India has undertaken activities to control TB for more than half a century, still, TB has been the country's most severe health condition. Nearly, 480,000 TB-related deaths happen every year and over 1400 every day. In addition to this, around one million cases are undetected or inadequately diagnosed in India.

These tragic losses occur due to the existing poverty, lack of infrastructure and equipment and less knowledge. Fortunately, India is in a better position to deal with Tuberculosis now. The recent interventions and technological advancements for TB diagnosis have been effective in providing appropriate and timely treatment.

The National Strategy Plan 2017-2025 for TB elimination has obtained remarkable goals in strengthening the programme structure, support systems and implementation surroundings for controlling TB. This comprises compulsory notification of all TB cases, aligning the programme with public health services and National Health Mission, one-stop service for TB-HIV cases, tactical drug-resistant TB management and revaluation of partnership guidelines.

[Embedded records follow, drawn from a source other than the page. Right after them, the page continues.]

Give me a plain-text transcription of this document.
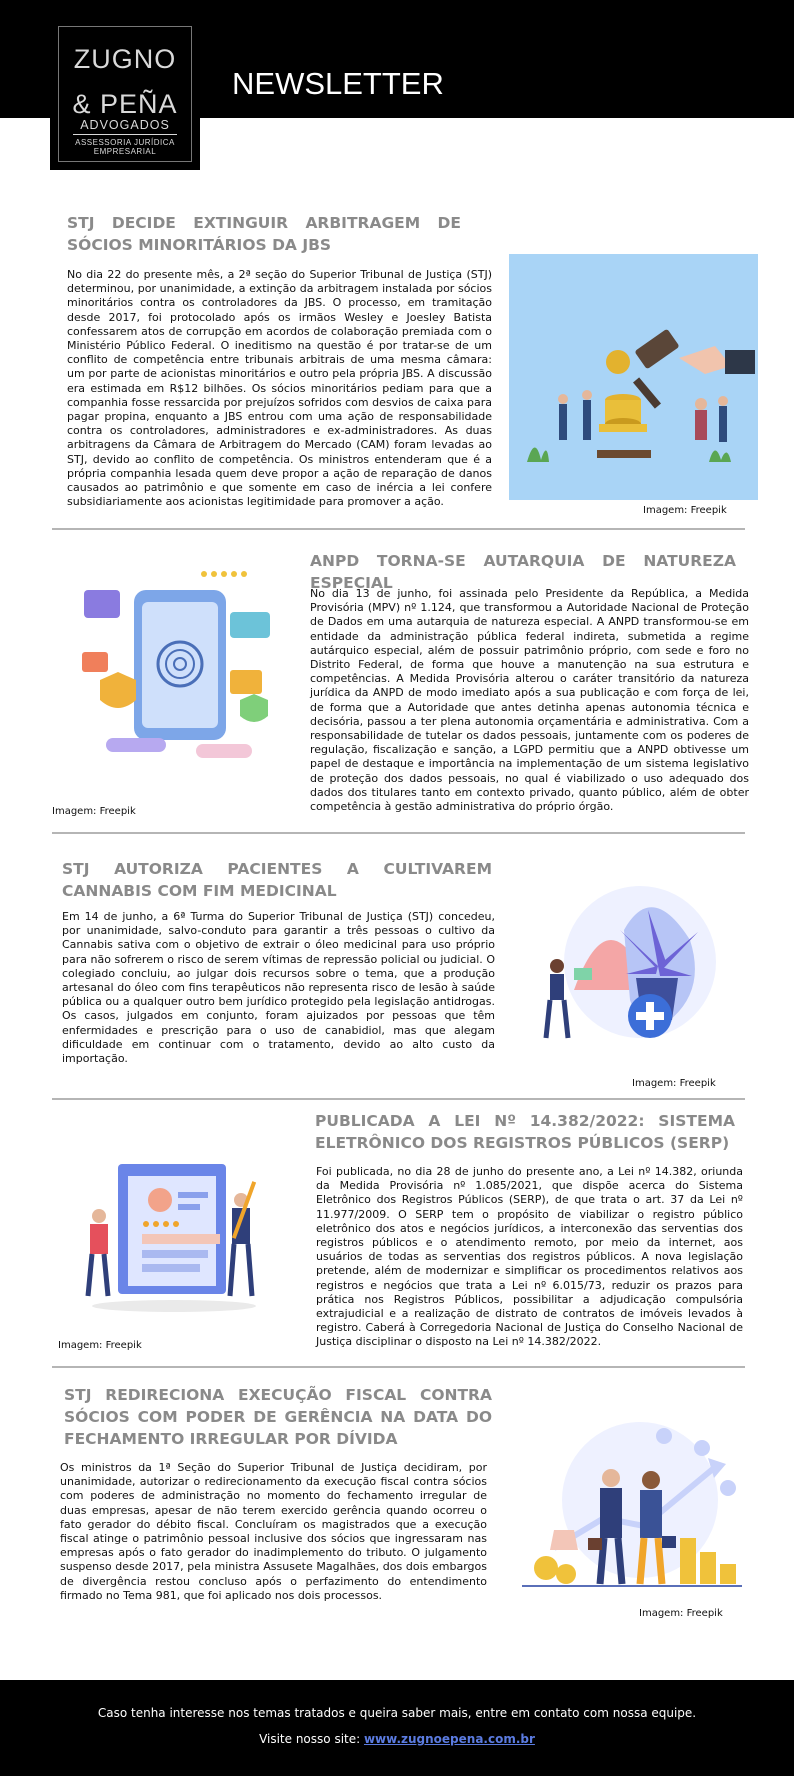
NEWSLETTER
ZUGNO
& PEÑA
ADVOGADOS
ASSESSORIA JURÍDICA
EMPRESARIAL
STJ DECIDE EXTINGUIR ARBITRAGEM DE SÓCIOS MINORITÁRIOS DA JBS
No dia 22 do presente mês, a 2ª seção do Superior Tribunal de Justiça (STJ) determinou, por unanimidade, a extinção da arbitragem instalada por sócios minoritários contra os controladores da JBS. O processo, em tramitação desde 2017, foi protocolado após os irmãos Wesley e Joesley Batista confessarem atos de corrupção em acordos de colaboração premiada com o Ministério Público Federal. O ineditismo na questão é por tratar-se de um conflito de competência entre tribunais arbitrais de uma mesma câmara: um por parte de acionistas minoritários e outro pela própria JBS. A discussão era estimada em R$12 bilhões. Os sócios minoritários pediam para que a companhia fosse ressarcida por prejuízos sofridos com desvios de caixa para pagar propina, enquanto a JBS entrou com uma ação de responsabilidade contra os controladores, administradores e ex-administradores. As duas arbitragens da Câmara de Arbitragem do Mercado (CAM) foram levadas ao STJ, devido ao conflito de competência. Os ministros entenderam que é a própria companhia lesada quem deve propor a ação de reparação de danos causados ao patrimônio e que somente em caso de inércia a lei confere subsidiariamente aos acionistas legitimidade para promover a ação.
Imagem: Freepik
ANPD TORNA-SE AUTARQUIA DE NATUREZA ESPECIAL
No dia 13 de junho, foi assinada pelo Presidente da República, a Medida Provisória (MPV) nº 1.124, que transformou a Autoridade Nacional de Proteção de Dados em uma autarquia de natureza especial. A ANPD transformou-se em entidade da administração pública federal indireta, submetida a regime autárquico especial, além de possuir patrimônio próprio, com sede e foro no Distrito Federal, de forma que houve a manutenção na sua estrutura e competências. A Medida Provisória alterou o caráter transitório da natureza jurídica da ANPD de modo imediato após a sua publicação e com força de lei, de forma que a Autoridade que antes detinha apenas autonomia técnica e decisória, passou a ter plena autonomia orçamentária e administrativa. Com a responsabilidade de tutelar os dados pessoais, juntamente com os poderes de regulação, fiscalização e sanção, a LGPD permitiu que a ANPD obtivesse um papel de destaque e importância na implementação de um sistema legislativo de proteção dos dados pessoais, no qual é viabilizado o uso adequado dos dados dos titulares tanto em contexto privado, quanto público, além de obter competência à gestão administrativa do próprio órgão.
Imagem: Freepik
STJ AUTORIZA PACIENTES A CULTIVAREM CANNABIS COM FIM MEDICINAL
Em 14 de junho, a 6ª Turma do Superior Tribunal de Justiça (STJ) concedeu, por unanimidade, salvo-conduto para garantir a três pessoas o cultivo da Cannabis sativa com o objetivo de extrair o óleo medicinal para uso próprio para não sofrerem o risco de serem vítimas de repressão policial ou judicial. O colegiado concluiu, ao julgar dois recursos sobre o tema, que a produção artesanal do óleo com fins terapêuticos não representa risco de lesão à saúde pública ou a qualquer outro bem jurídico protegido pela legislação antidrogas. Os casos, julgados em conjunto, foram ajuizados por pessoas que têm enfermidades e prescrição para o uso de canabidiol, mas que alegam dificuldade em continuar com o tratamento, devido ao alto custo da importação.
Imagem: Freepik
PUBLICADA A LEI Nº 14.382/2022: SISTEMA ELETRÔNICO DOS REGISTROS PÚBLICOS (SERP)
Foi publicada, no dia 28 de junho do presente ano, a Lei nº 14.382, oriunda da Medida Provisória nº 1.085/2021, que dispõe acerca do Sistema Eletrônico dos Registros Públicos (SERP), de que trata o art. 37 da Lei nº 11.977/2009. O SERP tem o propósito de viabilizar o registro público eletrônico dos atos e negócios jurídicos, a interconexão das serventias dos registros públicos e o atendimento remoto, por meio da internet, aos usuários de todas as serventias dos registros públicos. A nova legislação pretende, além de modernizar e simplificar os procedimentos relativos aos registros e negócios que trata a Lei nº 6.015/73, reduzir os prazos para prática nos Registros Públicos, possibilitar a adjudicação compulsória extrajudicial e a realização de distrato de contratos de imóveis levados à registro. Caberá à Corregedoria Nacional de Justiça do Conselho Nacional de Justiça disciplinar o disposto na Lei nº 14.382/2022.
Imagem: Freepik
STJ REDIRECIONA EXECUÇÃO FISCAL CONTRA SÓCIOS COM PODER DE GERÊNCIA NA DATA DO FECHAMENTO IRREGULAR POR DÍVIDA
Os ministros da 1ª Seção do Superior Tribunal de Justiça decidiram, por unanimidade, autorizar o redirecionamento da execução fiscal contra sócios com poderes de administração no momento do fechamento irregular de duas empresas, apesar de não terem exercido gerência quando ocorreu o fato gerador do débito fiscal. Concluíram os magistrados que a execução fiscal atinge o patrimônio pessoal inclusive dos sócios que ingressaram nas empresas após o fato gerador do inadimplemento do tributo. O julgamento suspenso desde 2017, pela ministra Assusete Magalhães, dos dois embargos de divergência restou concluso após o perfazimento do entendimento firmado no Tema 981, que foi aplicado nos dois processos.
Imagem: Freepik
Caso tenha interesse nos temas tratados e queira saber mais, entre em contato com nossa equipe.
Visite nosso site: www.zugnoepena.com.br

As per the India TB report 2021 published by the Ministry of Health and Family Welfare, NTEP (National Tuberculosis Elimination Programme) identified more than 4,11,000 patients. With these steps and measures NTEP almost covered the gap of enrolment of TB treatment. Notifications were sent to 18, 05,670 patients around that time, which is 11 per cent more than the anticipated numbers.

Early diagnosis of people possessing a high probability of having presumptive TB is an essential part of the case identification strategy. Patients with presumptive TB would be proactively identified and referred to the nearby diagnostic facility for suitable investigation. Patients attending both the private and the public sector institutions need to be periodically tested for TB symptoms by the healthcare facilitators. Passive case detection alone results in missed cases and late diagnoses. Enhanced medical outreach for detecting more TB cases are elementary for universal access.

TB screening has to be undertaken at all the points of contact with healthcare personnel among the key population, which include the socially and clinically vulnerable and deprived people. New diagnostics approved by WHO can be used in high burden resource settings like India.

RNTCP gained location-wise coverage in March 2006 and since then, case notification rates have increased up to the time where it remained stationary. The notification rates have decreased in many parts of India despite growing efforts examining symptomatic patients in the public sector. Steps for ascertaining TB notification from private medical centres have contributed to increasing the overall notification, but it's still incremental only.

Prevalent surveys suggested that not all people with chest symptoms seek care and treatment and many do not pay attention to them. This proves that the health services' programme needs to draw special attention to create awareness about how to identify symptoms and seek treatment.

Active case finding (ACF) is one way to do the above mentioned. ACF is a provider-initiative with the main objective of early detection of cases by actively finding targeted segments and to begin prompt treatment. It must be noted that 'screening' is a vigorous procedure and prioritizing the approach of screening, vulnerable groups and screening interval will have a regular assessment done by the programme. While there is a clear definition of vulnerable target groups for other national programmes, TB is no exception. Moreover, while the programme is capable of increase examining symptomatic patients by 50-60 per cent; it will result in added case finding substantially.

Analysing the social, economic, and political context of the operation of the TB programme has highlighted the insight and need to rapidly respond to the issues to address the unavoidable TB epidemic.

The consistent shortage of resources, indifferent private sector and a weak public health system add to the pre-existing challenges in Indian’s medical infrastructure. Nevertheless, the research has shown that the NSP has huge underlying strengths, and they could be utilised for making an everlasting epidemiological impact.

(The writer is a professor at NIMS Medical College and Hospital. The views expressed are personal.)